If you are wondering how all those checks makes the system more reliable is because you never know what you already created or what it is already where. Let’s assume you are on AWS. API requests can fails at the middle of your process and you need to know where you are. AWS itself can stop or terminate instances, or some other procedures can do it or for manual mistake.
Approaching the problem in this way allows you to repeat the flow over and over because it idempotent and at every retry the process will be able to reconcile any divergence between what you asked for (3 VMs and one DNS record) and what it is actually running. This process is called reconciliation loop.
Colm MacCárthaigh highlights three major areas around how a successful Control Theory implementation looks like:
- Measurement process
The way you retrieve the current state of the system is crucial in order to have a low latency. They are crucial in order to calculate what needs to be done because from the current state your program get different decisions.
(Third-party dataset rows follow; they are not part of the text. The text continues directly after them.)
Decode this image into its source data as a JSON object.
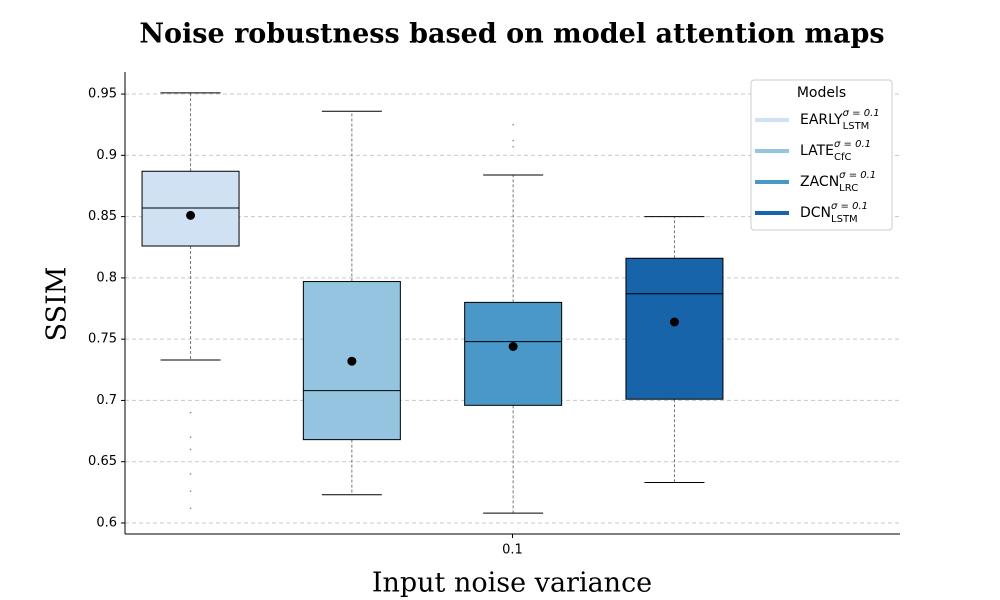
{
  "chart_data": {
    "type": "box",
    "title": "Noise robustness based on model attention maps",
    "xlabel": "Input noise variance",
    "ylabel": "SSIM",
    "categories": [
      "0.1"
    ],
    "ylim": [
      0.591,
      0.968
    ],
    "yticks": [
      0.6,
      0.65,
      0.7,
      0.75,
      0.8,
      0.85,
      0.9,
      0.95
    ],
    "grid": true,
    "legend_title": "Models",
    "legend_position": "upper right",
    "series": [
      {
        "name": "EARLY",
        "subscript": "LSTM",
        "superscript": "σ = 0.1",
        "color": "#cfe1f2",
        "whisker_low": 0.733,
        "q1": 0.826,
        "median": 0.857,
        "q3": 0.887,
        "whisker_high": 0.951,
        "mean": 0.851,
        "fliers": [
          0.69,
          0.67,
          0.66,
          0.64,
          0.626,
          0.612
        ]
      },
      {
        "name": "LATE",
        "subscript": "CfC",
        "superscript": "σ = 0.1",
        "color": "#94c4df",
        "whisker_low": 0.623,
        "q1": 0.668,
        "median": 0.708,
        "q3": 0.797,
        "whisker_high": 0.936,
        "mean": 0.732,
        "fliers": []
      },
      {
        "name": "ZACN",
        "subscript": "LRC",
        "superscript": "σ = 0.1",
        "color": "#4a98c9",
        "whisker_low": 0.608,
        "q1": 0.696,
        "median": 0.748,
        "q3": 0.78,
        "whisker_high": 0.884,
        "mean": 0.744,
        "fliers": [
          0.925,
          0.912,
          0.907
        ]
      },
      {
        "name": "DCN",
        "subscript": "LSTM",
        "superscript": "σ = 0.1",
        "color": "#1764ab",
        "whisker_low": 0.633,
        "q1": 0.701,
        "median": 0.787,
        "q3": 0.816,
        "whisker_high": 0.85,
        "mean": 0.764,
        "fliers": []
      }
    ]
  }
}
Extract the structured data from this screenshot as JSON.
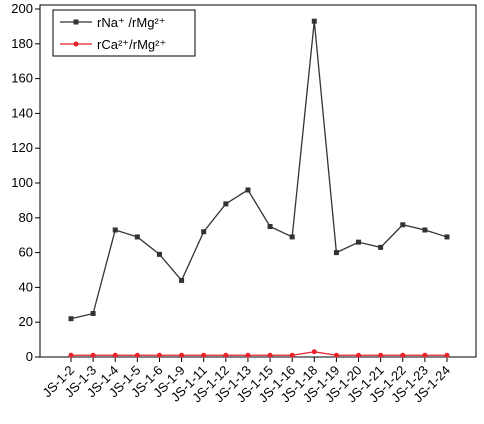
{
  "chart_data": {
    "type": "line",
    "categories": [
      "JS-1-2",
      "JS-1-3",
      "JS-1-4",
      "JS-1-5",
      "JS-1-6",
      "JS-1-9",
      "JS-1-11",
      "JS-1-12",
      "JS-1-13",
      "JS-1-15",
      "JS-1-16",
      "JS-1-18",
      "JS-1-19",
      "JS-1-20",
      "JS-1-21",
      "JS-1-22",
      "JS-1-23",
      "JS-1-24"
    ],
    "series": [
      {
        "name": "rNa⁺ /rMg²⁺",
        "color": "#333333",
        "marker": "square",
        "values": [
          22,
          25,
          73,
          69,
          59,
          44,
          72,
          88,
          96,
          75,
          69,
          193,
          60,
          66,
          63,
          76,
          73,
          69
        ]
      },
      {
        "name": "rCa²⁺/rMg²⁺",
        "color": "#e8222c",
        "marker": "circle",
        "values": [
          1,
          1,
          1,
          1,
          1,
          1,
          1,
          1,
          1,
          1,
          1,
          3,
          1,
          1,
          1,
          1,
          1,
          1
        ]
      }
    ],
    "ylim": [
      0,
      200
    ],
    "yticks": [
      0,
      20,
      40,
      60,
      80,
      100,
      120,
      140,
      160,
      180,
      200
    ],
    "legend": "upper left"
  }
}
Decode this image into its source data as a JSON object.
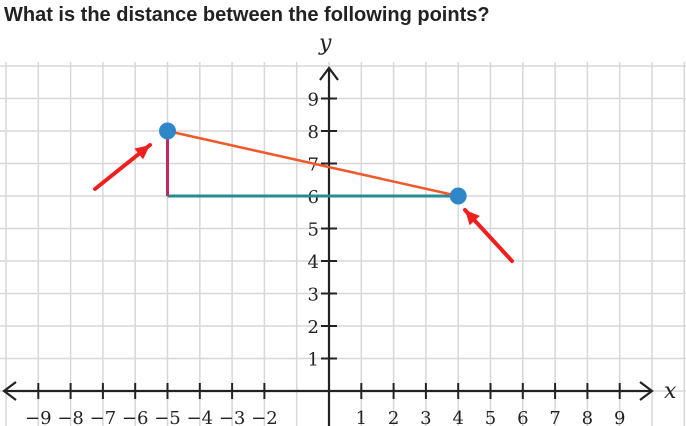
{
  "question": {
    "text": "What is the distance between the following points?"
  },
  "graph": {
    "x_axis_label": "x",
    "y_axis_label": "y",
    "x_tick_labels": [
      "−9",
      "−8",
      "−7",
      "−6",
      "−5",
      "−4",
      "−3",
      "−2",
      "1",
      "2",
      "3",
      "4",
      "5",
      "6",
      "7",
      "8",
      "9"
    ],
    "x_tick_values": [
      -9,
      -8,
      -7,
      -6,
      -5,
      -4,
      -3,
      -2,
      1,
      2,
      3,
      4,
      5,
      6,
      7,
      8,
      9
    ],
    "y_tick_labels": [
      "1",
      "2",
      "3",
      "4",
      "5",
      "6",
      "7",
      "8",
      "9"
    ],
    "y_tick_values": [
      1,
      2,
      3,
      4,
      5,
      6,
      7,
      8,
      9
    ],
    "point_a": [
      -5,
      8
    ],
    "point_b": [
      4,
      6
    ],
    "right_angle_corner": [
      -5,
      6
    ],
    "colors": {
      "hypotenuse": "#ee5a2c",
      "vertical_leg": "#c4285a",
      "horizontal_leg": "#2a8c93",
      "point": "#2f86c8",
      "arrow": "#ee1f1f",
      "grid": "#d7d7d7",
      "axis": "#222222"
    }
  }
}
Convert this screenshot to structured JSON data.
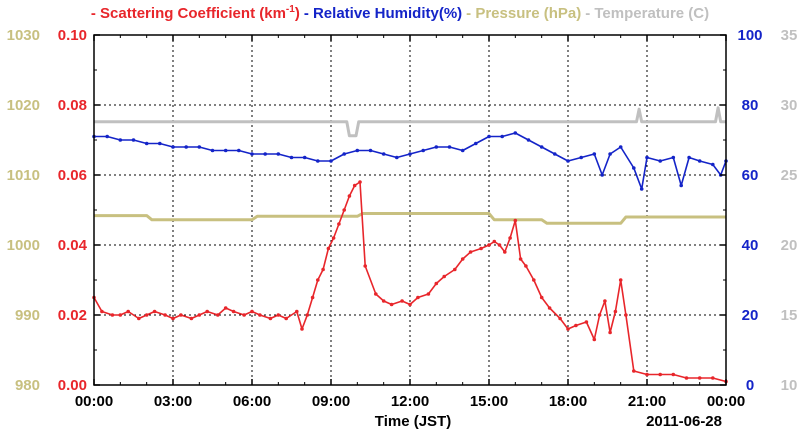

This section is where I have more experience with. The desired state is stored and clear usually. You know here to go. You get the measurements and with this information you need to write a procedure capable of making a plan stating from your current state to get to the desired one.
I wrote a few weeks ago an introduction about reactive planning it is the way I used to calculate a plan.
I am also preparing a PoC in Golang with actual code you can run and test to share in practice what means reactive planning.
It is the part that take a calculated plan, and it executes it. I worked a lot with schedulers that are able to take a set of steps and execute them one by one or in parallel based on needs.
Think about one of them problem you have a try to think in a more reactive way, starting from checking where you are and not from doing things. Reliability and stability for your code will improve drastically.